Most of the book’s themes come together in its final, perfect five-page story. In 32 images and fewer than 200 words, “Jeezoh” plays with the way religious ideas evolve into more informal folk mythology, and calls into question how much of what’s come before it has “really happened” to Glenn and Wendy, and how much our desires as readers (or as people living in the world) lead us to try to put together contradictory images into “an accidental graphic novel.” It’s emotionally crushing; what’s surprising about it is that it’s also cathartic and even funny, a suggestion of a kind of redemption improvised out of desperation.
“Curses” is full of peculiar, oblique approaches to storytelling — Huizenga favors depth of reflection over narrative drive — but calling the Ganges stories experimental cartooning doesn’t do justice to how effortlessly droll and charming they can be.
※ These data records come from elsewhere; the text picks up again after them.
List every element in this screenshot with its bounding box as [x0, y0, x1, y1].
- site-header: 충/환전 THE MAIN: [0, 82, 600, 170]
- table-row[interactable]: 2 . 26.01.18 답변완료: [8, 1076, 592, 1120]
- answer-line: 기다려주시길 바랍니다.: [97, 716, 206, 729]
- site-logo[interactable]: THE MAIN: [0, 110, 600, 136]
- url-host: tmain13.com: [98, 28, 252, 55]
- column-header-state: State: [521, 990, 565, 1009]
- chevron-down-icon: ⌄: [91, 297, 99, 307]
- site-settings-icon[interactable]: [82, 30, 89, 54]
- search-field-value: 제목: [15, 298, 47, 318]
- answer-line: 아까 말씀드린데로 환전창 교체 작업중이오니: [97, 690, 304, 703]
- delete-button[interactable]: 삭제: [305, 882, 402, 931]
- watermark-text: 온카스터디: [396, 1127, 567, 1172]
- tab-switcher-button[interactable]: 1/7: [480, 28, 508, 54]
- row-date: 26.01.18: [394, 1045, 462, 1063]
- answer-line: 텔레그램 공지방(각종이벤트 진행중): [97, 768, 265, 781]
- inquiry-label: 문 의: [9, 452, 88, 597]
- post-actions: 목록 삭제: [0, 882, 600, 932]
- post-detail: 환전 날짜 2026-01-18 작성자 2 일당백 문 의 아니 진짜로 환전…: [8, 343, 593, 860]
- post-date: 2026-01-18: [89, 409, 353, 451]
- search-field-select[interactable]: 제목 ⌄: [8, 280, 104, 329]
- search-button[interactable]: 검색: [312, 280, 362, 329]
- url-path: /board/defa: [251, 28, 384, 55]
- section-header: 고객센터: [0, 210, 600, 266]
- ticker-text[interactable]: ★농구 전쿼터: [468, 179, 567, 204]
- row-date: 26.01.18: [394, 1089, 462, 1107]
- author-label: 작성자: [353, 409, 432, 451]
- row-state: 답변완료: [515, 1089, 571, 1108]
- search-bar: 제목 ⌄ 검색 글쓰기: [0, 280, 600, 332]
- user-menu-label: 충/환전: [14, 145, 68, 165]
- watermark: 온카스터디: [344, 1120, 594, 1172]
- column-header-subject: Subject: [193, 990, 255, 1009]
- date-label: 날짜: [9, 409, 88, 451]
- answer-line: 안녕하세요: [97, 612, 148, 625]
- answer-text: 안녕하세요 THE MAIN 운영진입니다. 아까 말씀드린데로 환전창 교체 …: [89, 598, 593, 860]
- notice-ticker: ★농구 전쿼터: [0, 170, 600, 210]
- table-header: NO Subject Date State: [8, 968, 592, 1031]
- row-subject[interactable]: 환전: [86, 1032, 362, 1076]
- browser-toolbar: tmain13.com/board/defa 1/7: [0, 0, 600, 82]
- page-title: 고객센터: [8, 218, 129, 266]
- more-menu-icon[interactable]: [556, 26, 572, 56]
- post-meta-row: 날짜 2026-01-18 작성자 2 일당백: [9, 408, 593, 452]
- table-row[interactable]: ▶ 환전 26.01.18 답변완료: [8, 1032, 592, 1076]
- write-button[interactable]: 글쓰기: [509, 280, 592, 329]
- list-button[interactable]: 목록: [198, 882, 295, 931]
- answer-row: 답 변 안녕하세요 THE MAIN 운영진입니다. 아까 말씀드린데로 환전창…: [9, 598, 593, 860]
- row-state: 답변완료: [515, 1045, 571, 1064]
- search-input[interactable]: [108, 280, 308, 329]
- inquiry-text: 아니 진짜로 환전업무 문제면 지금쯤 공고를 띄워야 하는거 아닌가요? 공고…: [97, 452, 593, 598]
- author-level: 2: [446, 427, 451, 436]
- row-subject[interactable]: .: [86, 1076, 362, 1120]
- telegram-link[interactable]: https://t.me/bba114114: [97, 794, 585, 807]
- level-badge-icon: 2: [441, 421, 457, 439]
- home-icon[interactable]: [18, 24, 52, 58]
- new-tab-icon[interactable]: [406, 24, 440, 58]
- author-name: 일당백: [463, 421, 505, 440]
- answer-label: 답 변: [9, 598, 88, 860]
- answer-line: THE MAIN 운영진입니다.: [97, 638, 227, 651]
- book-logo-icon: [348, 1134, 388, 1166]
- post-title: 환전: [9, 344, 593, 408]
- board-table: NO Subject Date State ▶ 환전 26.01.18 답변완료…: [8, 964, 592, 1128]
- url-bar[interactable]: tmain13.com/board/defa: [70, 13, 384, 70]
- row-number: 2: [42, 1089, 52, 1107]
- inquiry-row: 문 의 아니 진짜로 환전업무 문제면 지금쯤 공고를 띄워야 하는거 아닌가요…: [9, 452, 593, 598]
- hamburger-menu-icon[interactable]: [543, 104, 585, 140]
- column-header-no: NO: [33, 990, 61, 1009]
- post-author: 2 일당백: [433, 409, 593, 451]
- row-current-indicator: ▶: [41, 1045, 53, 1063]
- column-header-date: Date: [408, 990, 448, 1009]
In one brief piece, “The Hot New Thing,” Glenn and Wendy hear about … something … from their friends (“We were talking about the HNT at work! It sounds incredible! Let’s go check it out this weekend!”), then go stand in line for it, as Huizenga occasionally cuts away to newsmagazine covers (“The Hot New Thing: Is It Safe?”; “HNT2: A Behind the Scenes Look”). Finally, we see Glenn and Wendy going to bed after experiencing the Thing: It blew his mind, she didn’t think it was all that special, and he lies awake after she’s fallen asleep, silently fuming a little.
That’s probably the best joke in the story: the dead-on evocation of the disappointment of a loved one’s seeing only mediocrity where you’ve seen profound brilliance. The deeper comedy of the scene, though, is that Huizenga is both Wendy and Glenn, crediting and debunking the hype at the same time. He cares about the sensations and meanings of grindingly mundane things as much as he cares about the mystical glories his Ganges stories always seem to evoke around their edges. When Huizenga distills the sacred and the everyday into the symbolic clarity of his line work, they come out looking like the same thing viewed from different angles.